House bill caps tuition

Published 1:50 pm Saturday, April 25, 2009

A bright spot appeared for Minnesota colleges and universities Wednesday with the passage of the House Higher Education omnibus bill.

The bill directs the University of Minnesota (U of M) and Minnesota State Colleges and Universities (MnSCU) to use federal recovery dollars to hold down tuition; preserves funding for critical student services; bolsters the state grant program; and creates a new middle-income college scholarship for Minnesota students.

Tuition would be capped at 2 percent the next two years for the MnSCU system, while U of M hikes would be capped at $300 a year.

Email newsletter signup

Rep. Jeanne Poppe (DFL-Austin), a member of the Higher Education Committee and counselor at Riverland Community College, said this bill reduces funding at the administrative level, but is still a “short-term opportunity.”

“The money that’s spent by the students and the state is used for education for the students and not just the administration,” Poppe said Thursday. “The students have been paying the bulk to our state government.

“I’m pleased with the bill as it stands now,” she said.

Poppe, a proponent of capping tuition as more and more families can longer afford to send their children to college, said higher education is now “inaccessible.”

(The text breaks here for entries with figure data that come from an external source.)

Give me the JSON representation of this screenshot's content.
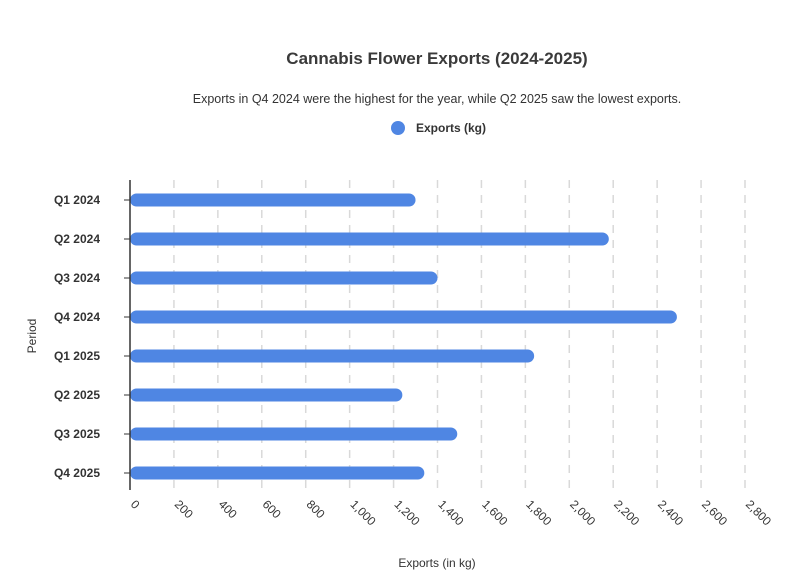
{
  "chart_data": {
    "type": "bar",
    "orientation": "horizontal",
    "title": "Cannabis Flower Exports (2024-2025)",
    "subtitle": "Exports in Q4 2024 were the highest for the year, while Q2 2025 saw the lowest exports.",
    "xlabel": "Exports (in kg)",
    "ylabel": "Period",
    "categories": [
      "Q1 2024",
      "Q2 2024",
      "Q3 2024",
      "Q4 2024",
      "Q1 2025",
      "Q2 2025",
      "Q3 2025",
      "Q4 2025"
    ],
    "series": [
      {
        "name": "Exports (kg)",
        "color": "#4f86e3",
        "values": [
          1300,
          2180,
          1400,
          2490,
          1840,
          1240,
          1490,
          1340
        ]
      }
    ],
    "xlim": [
      0,
      2800
    ],
    "xticks": [
      0,
      200,
      400,
      600,
      800,
      1000,
      1200,
      1400,
      1600,
      1800,
      2000,
      2200,
      2400,
      2600,
      2800
    ],
    "xtick_labels": [
      "0",
      "200",
      "400",
      "600",
      "800",
      "1,000",
      "1,200",
      "1,400",
      "1,600",
      "1,800",
      "2,000",
      "2,200",
      "2,400",
      "2,600",
      "2,800"
    ],
    "grid": "vertical dashed",
    "legend_position": "top-center"
  }
}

Even community colleges in Minnesota are among the highest-priced in the country, she said.

“We are leaving behind a generation of students,” Poppe said. “Higher education is one of those areas I think is critical to the economic stability of our state.”

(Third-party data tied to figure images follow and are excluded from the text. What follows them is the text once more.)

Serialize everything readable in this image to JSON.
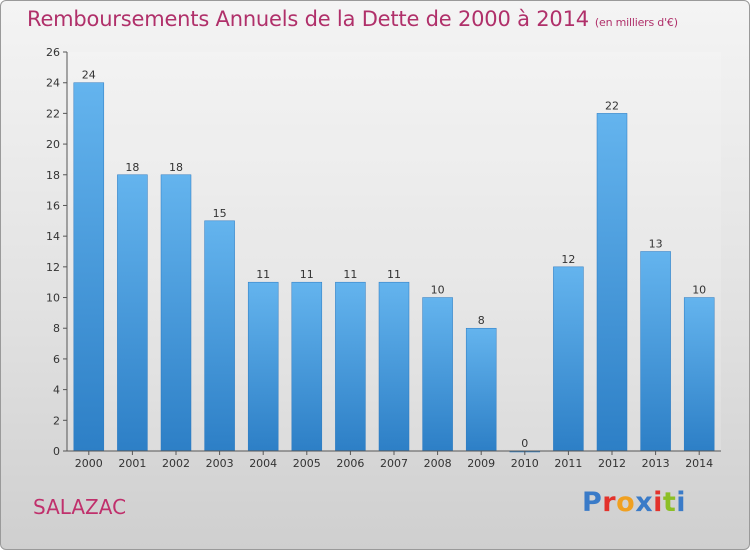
{
  "header": {
    "title": "Remboursements Annuels de la Dette de 2000 à 2014",
    "subtitle": "(en milliers d'€)"
  },
  "footer": {
    "commune": "SALAZAC",
    "logo_letters": [
      {
        "ch": "P",
        "color": "#3a7bc8"
      },
      {
        "ch": "r",
        "color": "#e3322b"
      },
      {
        "ch": "o",
        "color": "#f0a020"
      },
      {
        "ch": "x",
        "color": "#3a7bc8"
      },
      {
        "ch": "i",
        "color": "#e3322b"
      },
      {
        "ch": "t",
        "color": "#8cbf26"
      },
      {
        "ch": "i",
        "color": "#3a7bc8"
      }
    ]
  },
  "chart_data": {
    "type": "bar",
    "categories": [
      "2000",
      "2001",
      "2002",
      "2003",
      "2004",
      "2005",
      "2006",
      "2007",
      "2008",
      "2009",
      "2010",
      "2011",
      "2012",
      "2013",
      "2014"
    ],
    "values": [
      24,
      18,
      18,
      15,
      11,
      11,
      11,
      11,
      10,
      8,
      0,
      12,
      22,
      13,
      10
    ],
    "title": "Remboursements Annuels de la Dette de 2000 à 2014",
    "subtitle": "(en milliers d'€)",
    "ylim": [
      0,
      26
    ],
    "yticks": [
      0,
      2,
      4,
      6,
      8,
      10,
      12,
      14,
      16,
      18,
      20,
      22,
      24,
      26
    ],
    "grid": false,
    "legend": "none",
    "bar_color": "#4a9ee0"
  }
}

In the past, students have paid 30 percent of their college costs, while the state picked up the other 70 percent.

Now, Poppe said, it’s much closer to a 50/50 split.

“The subsidy the state provides to higher education has been reduced significantly,” she said. “We’ve got less dollars on the table to begin with. You either add to lose dollars on the table or take away.”

Both the House and Senate have their version of the higher ed bill. A conference committee will be named, and will debate what will be accepted for language and spending. The bill will then come before the House and Senate for approval, followed by the governor.

Poppe believes the governor will likely sign the bill; however, she is concerned he will not raise taxes.

The House has proposed a $1.5 billion tax increase to fill the $6.4 billion deficit, while the Senate has proposed a $2.2 billion increase. Gov. Tim Pawlenty wants to use $1 billion in bonding dollars to fill the budget gap, what Poppe calls a “not very fiscally-sound way.”

“We’re putting our rent on the credit card,” she said. “If that doesn’t get figured out … it’s kind of the cart before the horse. It’s frustrating.

“We are in such a crisis situation,” Poppe said. “We are trying to figure out every way to come out of this.”

Poppe said at this point, she believes it is going to be “very difficult” to have the session wrapped up by the May 18 deadline.